What is fragmentation in Azure SQL server?
Fragmentation in Azure SQL Server, or any SQL Server, refers to the condition where the data pages of a database or index are not physically stored in an efficient, contiguous manner. Fragmentation can occur over time as data is inserted, updated, and deleted from tables and indexes. It can negatively impact database performance and efficiency. There are two primary types of fragmentation in SQL Server:
Index Fragmentation:
- Internal Fragmentation (Page Fragmentation): This occurs when the data pages within an index are not stored efficiently. Internal fragmentation can lead to wasted space within the data file.
- External Fragmentation: This occurs when the data pages of an index are not stored in contiguous order on the disk. It can lead to increased disk I/O operations, slowing down query performance.
Data Fragmentation:
- Data fragmentation refers to fragmentation within the actual data pages of tables.

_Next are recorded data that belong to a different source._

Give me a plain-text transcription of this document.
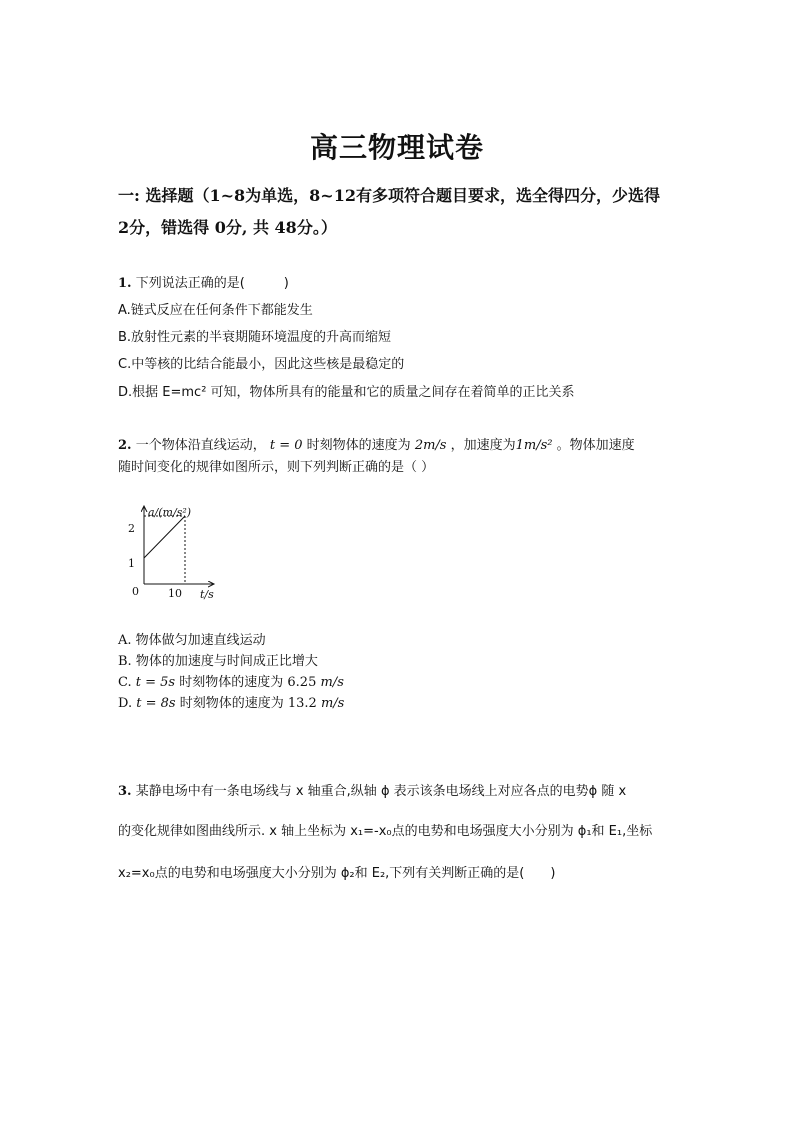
高三物理试卷
一: 选择题（1~8为单选，8~12有多项符合题目要求，选全得四分，少选得
2分，错选得 0分, 共 48分。）
1. 下列说法正确的是(　　　)
A.链式反应在任何条件下都能发生
B.放射性元素的半衰期随环境温度的升高而缩短
C.中等核的比结合能最小，因此这些核是最稳定的
D.根据 E=mc² 可知，物体所具有的能量和它的质量之间存在着简单的正比关系
2. 一个物体沿直线运动， t = 0 时刻物体的速度为 2m/s ，加速度为1m/s² 。物体加速度
随时间变化的规律如图所示，则下列判断正确的是（ ）
a/(m/s²)
t/s
0
1
2
10
A. 物体做匀加速直线运动
B. 物体的加速度与时间成正比增大
C. t = 5s 时刻物体的速度为 6.25 m/s
D. t = 8s 时刻物体的速度为 13.2 m/s
3. 某静电场中有一条电场线与 x 轴重合,纵轴 ϕ 表示该条电场线上对应各点的电势ϕ 随 x
的变化规律如图曲线所示. x 轴上坐标为 x₁=-x₀点的电势和电场强度大小分别为 ϕ₁和 E₁,坐标
x₂=x₀点的电势和电场强度大小分别为 ϕ₂和 E₂,下列有关判断正确的是(　　)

This can occur when data is inserted or deleted, causing gaps in data page storage.
Fragmentation can have a significant impact on database performance because it can increase the number of physical reads and writes required for data retrieval and modification. This results in slower query response times and reduced overall system performance.
To address fragmentation in Azure SQL Server, you can perform index maintenance tasks, such as index rebuilding or reorganizing, which involve physically reordering the data pages within an index to reduce fragmentation. Additionally, you can monitor fragmentation levels and implement a regular maintenance plan to keep fragmentation in check.
Azure SQL Database offers some automation for index maintenance through features like Azure SQL Database Managed Maintenance, which handles certain maintenance tasks for you, reducing the need for manual intervention.
Efficiently managing fragmentation is a critical aspect of database administration to ensure optimal database performance, especially in cloud-based database services like Azure SQL Database.
Why the Index Fragmentation percentage varies?
Index fragmentation percentages can vary in a database due to a combination of factors related to data modification and storage management. Here are some of the reasons why index fragmentation percentages may fluctuate:
- Data Modification:
Inserts, updates, and deletes of rows in tables can lead to index fragmentation. When new data is added or existing data is modified or deleted, it may no longer fit efficiently in the existing data pages, causing fragmentation.
- Page Splits:
Page splits occur when a data page in an index is full, and a new row needs to be inserted. SQL Server will split the full page into two new pages, leading to physical fragmentation. Page splits are a common cause of fragmentation.
- Rebuilding and Reorganizing:
The process of index rebuilding or reorganizing can affect fragmentation levels. Rebuilding an index typically results in a defragmented index, while reorganizing can reduce fragmentation but may not eliminate it completely.
- Concurrency:
High levels of concurrent data modifications can lead to increased fragmentation. Multiple transactions attempting to modify the same index simultaneously can result in fragmentation.
- Data Distribution:
Uneven data distribution in the index key can contribute to fragmentation. If certain values are concentrated in a specific range, it may lead to page splits when new data is inserted.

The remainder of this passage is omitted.